Quisiera entender, más allá de la moda que como todas intuyo pasará, qué lleva a alguien a marcar de por vida cada esquina, cada palmo de su piel, inyectándole tinta indeleble. Es como si la piel ya no te perteneciera porque ese mensaje al viento, expresando un deseo, una debilidad, un recuerdo, un amor, o la pasión eterna por unos colores, no tiene sentido si los demás no lo saben. ¿Quién escribe un libro para que nadie lo lea? Hasta el diario más íntimo lo escribimos con el inconfesable deseo de que algún día alguien lo descubra y robe nuestros secretos.
Supongo que es adictivo, supongo que crea dependencia, porque el lenguaje de muchos de esos cuerpos tatuados vocifera que para algunos no hay límite en reescribir el mapa de su piel con tinta china. Al final es inyectar en tu piel una sustancia que te es ajena. Y todo lo que se inyecta crea adicción. Botox, la heroína de la pretendida eterna juventud.
No estaré dentro de algunas décadas para comprobar el resultado del paso del tiempo por esos cuerpos. Cuando la piel no sea tersa. Cuando la frase no se pueda leer y quede una parte oculta entre los pliegues cerveceros o entre los inevitables colgajos de la edad. Cuando el ojo del tigre que me mira desde el abdominal del vecino de tumbona quede oculto -y tuerto- por la incontenible gravedad. Cuando solo permanezca erguido un pecho en un magma de cuerpo desvencijado.

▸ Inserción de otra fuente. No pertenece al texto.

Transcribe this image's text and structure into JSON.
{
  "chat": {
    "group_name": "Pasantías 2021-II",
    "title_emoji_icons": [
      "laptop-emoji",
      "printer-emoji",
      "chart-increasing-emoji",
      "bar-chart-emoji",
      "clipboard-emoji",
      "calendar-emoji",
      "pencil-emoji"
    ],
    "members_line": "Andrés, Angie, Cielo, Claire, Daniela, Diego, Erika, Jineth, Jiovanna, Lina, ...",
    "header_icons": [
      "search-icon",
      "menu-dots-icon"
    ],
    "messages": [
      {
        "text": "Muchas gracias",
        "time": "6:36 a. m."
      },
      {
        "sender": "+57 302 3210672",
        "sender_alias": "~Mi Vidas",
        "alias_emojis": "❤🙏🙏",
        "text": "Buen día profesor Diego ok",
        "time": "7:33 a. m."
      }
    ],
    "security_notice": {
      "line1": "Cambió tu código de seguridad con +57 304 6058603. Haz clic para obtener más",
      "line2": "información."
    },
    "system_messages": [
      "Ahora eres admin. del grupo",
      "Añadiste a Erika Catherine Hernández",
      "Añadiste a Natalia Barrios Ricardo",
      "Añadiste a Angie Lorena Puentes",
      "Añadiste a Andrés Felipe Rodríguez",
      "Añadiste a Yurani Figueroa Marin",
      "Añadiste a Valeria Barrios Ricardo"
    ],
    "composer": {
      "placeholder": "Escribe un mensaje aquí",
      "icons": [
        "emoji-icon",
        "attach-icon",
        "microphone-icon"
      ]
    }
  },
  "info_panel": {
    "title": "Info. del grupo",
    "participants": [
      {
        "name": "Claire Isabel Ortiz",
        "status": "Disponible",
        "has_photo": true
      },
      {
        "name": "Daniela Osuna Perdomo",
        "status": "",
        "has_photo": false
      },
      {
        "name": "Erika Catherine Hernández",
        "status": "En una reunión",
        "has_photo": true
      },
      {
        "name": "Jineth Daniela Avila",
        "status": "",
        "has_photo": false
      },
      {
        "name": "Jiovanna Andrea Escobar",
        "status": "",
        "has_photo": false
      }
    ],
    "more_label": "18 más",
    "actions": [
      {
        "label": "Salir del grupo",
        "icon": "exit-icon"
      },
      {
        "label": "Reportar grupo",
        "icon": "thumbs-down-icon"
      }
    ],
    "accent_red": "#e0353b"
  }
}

El paisaje de mi infancia veraniega ha cambiado. Han puesto otro estudio de tatoo donde antes había una galería de arte; un salón de uñas de gel donde compraba mis discos de vinilo; una tienda friki de guerreros de juegos impronunciables donde estaba la papelería, la decimoctava tienda de carcasas de móvil, en el salón de futbolines. El paisaje ha cambiado y no solo el de la piel. No sé si me gusta el futuro que imagino.